Par un mémoire en défense, enregistré le 20 août 2020, la commune de Busque, représentée par Me Herrmann, conclut, à titre principal, à l’irrecevabilité de la requête, à titre subsidiaire, à son rejet, et en tout état de cause, à ce qu’une somme de 3 000 euros soit mise à la charge de Mme A sur le fondement des dispositions de l’article L. 761-1 du code de justice administrative.

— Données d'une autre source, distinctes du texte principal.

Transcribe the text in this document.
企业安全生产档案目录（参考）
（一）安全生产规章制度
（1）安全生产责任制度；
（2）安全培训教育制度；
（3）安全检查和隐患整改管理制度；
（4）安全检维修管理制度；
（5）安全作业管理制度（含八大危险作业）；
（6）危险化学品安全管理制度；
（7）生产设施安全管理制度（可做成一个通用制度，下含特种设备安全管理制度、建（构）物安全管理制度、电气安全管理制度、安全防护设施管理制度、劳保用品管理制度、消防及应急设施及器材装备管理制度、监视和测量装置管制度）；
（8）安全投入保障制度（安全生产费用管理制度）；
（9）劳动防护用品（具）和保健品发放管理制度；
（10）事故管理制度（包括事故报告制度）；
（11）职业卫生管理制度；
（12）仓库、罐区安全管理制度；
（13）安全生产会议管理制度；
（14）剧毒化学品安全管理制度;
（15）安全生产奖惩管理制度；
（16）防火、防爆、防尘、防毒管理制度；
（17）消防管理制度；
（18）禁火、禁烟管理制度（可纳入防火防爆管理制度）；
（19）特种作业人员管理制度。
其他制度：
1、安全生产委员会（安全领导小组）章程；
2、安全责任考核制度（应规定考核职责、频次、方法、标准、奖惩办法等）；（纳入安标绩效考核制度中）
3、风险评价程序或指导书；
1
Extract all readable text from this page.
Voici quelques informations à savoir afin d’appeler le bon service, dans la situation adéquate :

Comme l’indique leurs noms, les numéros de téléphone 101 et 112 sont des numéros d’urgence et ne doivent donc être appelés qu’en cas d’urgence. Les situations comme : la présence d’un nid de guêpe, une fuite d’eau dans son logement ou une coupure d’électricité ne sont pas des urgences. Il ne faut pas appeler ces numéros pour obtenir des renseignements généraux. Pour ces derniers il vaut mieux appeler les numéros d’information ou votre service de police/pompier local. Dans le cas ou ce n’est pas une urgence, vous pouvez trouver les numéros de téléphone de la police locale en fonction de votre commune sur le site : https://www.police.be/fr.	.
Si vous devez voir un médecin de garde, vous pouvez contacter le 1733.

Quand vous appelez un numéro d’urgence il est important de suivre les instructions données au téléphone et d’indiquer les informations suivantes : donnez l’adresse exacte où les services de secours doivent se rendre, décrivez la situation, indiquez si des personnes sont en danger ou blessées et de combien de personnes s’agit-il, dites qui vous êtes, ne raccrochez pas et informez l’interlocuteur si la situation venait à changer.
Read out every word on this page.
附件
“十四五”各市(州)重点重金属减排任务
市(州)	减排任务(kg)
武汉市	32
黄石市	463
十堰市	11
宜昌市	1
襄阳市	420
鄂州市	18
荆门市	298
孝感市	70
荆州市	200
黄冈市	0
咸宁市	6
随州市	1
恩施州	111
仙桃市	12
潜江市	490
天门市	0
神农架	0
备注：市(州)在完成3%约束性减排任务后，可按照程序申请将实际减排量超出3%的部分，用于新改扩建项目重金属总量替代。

La commune de Busque soutient que :
- la requête enregistrée le 2 octobre 2019 est tardive au regard des dispositions de l’article R. 421-2 du code de justice administrative, dès lors que son recours indemnitaire préalable formé le 8 avril 2019, reçu par la commune le 10 avril 2019, a donné lieu à une décision implicite de rejet du 10 juin 2019, susceptible d’être contestée jusqu’au 11 août 2019 ;
- Mme A ne peut se prévaloir des dispositions de l’article 4 du décret n° 2018-101 du 16 février 2018 portant expérimentation d’une procédure de médiation préalable obligatoire en matière de litiges de la fonction publique et de litiges sociaux ;
- la requête est irrecevable au regard du principe selon lequel le recours de pleine juridiction reposant sur l’illégalité d’une décision administrative est irrecevable lorsque le recours pour excès de pouvoir contre cette décision est forclos dès lors que Mme A n’a pas demandé l’annulation de l’arrêté du 15 février 2019 pris en exécution du jugement du tribunal administratif du 13 novembre 2018 et devenu définitif , qui indique qu’elle ne percevrait aucune rémunération pour la période du 20 décembre 2015 au 1er juin 2017, et que son recours indemnitaire sollicite l’attribution de la rémunération qu’elle aurait perçue si elle était restée en poste jusqu’à sa mise à la retraite ;
– les moyens soulevés par Mme A ne sont pas fondés.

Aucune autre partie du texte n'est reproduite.